Monday, March 06, 2017 6:22:04 AM
Item 3.02 Unregistered Sales of Equity Securities
On March 1st, 2017 (the “Effective Date”), Brownie’s Marine Group, Inc. (the “Company”), Trebor Industries, Inc., the Company’s wholly owned subsidiary, and 940 Associates, Inc., an entity owned and controlled by the Company’s chief executive officer (the “Licensor”) entered into a Conversion Agreement (the “Agreement”). Under the Agreement the Company issued the Licensor 4,587,190 shares of restricted common stock in satisfaction of $63,303.23 (the “Past Due Amount”), which represented all past due and payable amounts to the Licensor under that certain Exclusive License Agreement (the “License Agreement”) by and between the parties as of the Effective Date. As of the date of the Agreement the Company was more than 3 months in arrears on royalty payments due under the License Agreement. The shares were issued at a price per share of $0.0138, which exceeds the closing price of the Company’s common stock as reported on the OTC Markets on the date immediately preceding the Effective Date. The Licensor licenses the trademark “Brownies Third Lung”, “Tankfill”, “Brownies Public Safety” and various other related trademarks to the Company under the License Agreement.
The shares issued to the Licensor were issued pursuant to an exemption from registration under the Securities Act of 1933, as amended, in reliance on the exemption provided by Section 3(a)(9) of that act.

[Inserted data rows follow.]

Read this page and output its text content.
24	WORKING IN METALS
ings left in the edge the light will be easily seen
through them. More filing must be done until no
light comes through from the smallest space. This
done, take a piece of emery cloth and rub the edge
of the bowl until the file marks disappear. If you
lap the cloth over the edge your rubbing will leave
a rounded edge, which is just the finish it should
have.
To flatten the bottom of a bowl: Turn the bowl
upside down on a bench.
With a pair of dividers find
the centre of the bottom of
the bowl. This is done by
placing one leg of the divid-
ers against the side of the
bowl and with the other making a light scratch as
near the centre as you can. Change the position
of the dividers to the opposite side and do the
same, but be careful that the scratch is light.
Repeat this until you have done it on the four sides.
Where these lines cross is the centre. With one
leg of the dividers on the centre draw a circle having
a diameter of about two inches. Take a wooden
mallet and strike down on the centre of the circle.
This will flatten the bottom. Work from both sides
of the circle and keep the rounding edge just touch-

The foregoing summary of the terms and conditions of the Agreement do not purport to be complete and is qualified in its entirety by reference to the full text of the Agreement attached as an Exhibit hereto, and which is hereby incorporated herein by reference.
Item 9.01. Financial Statements and Exhibits
(d) Exhibits
10.1 Conversion Agreement effective March 1st, 2017
10.2 Written consent of the board of directors of brownie’s marine group, inc.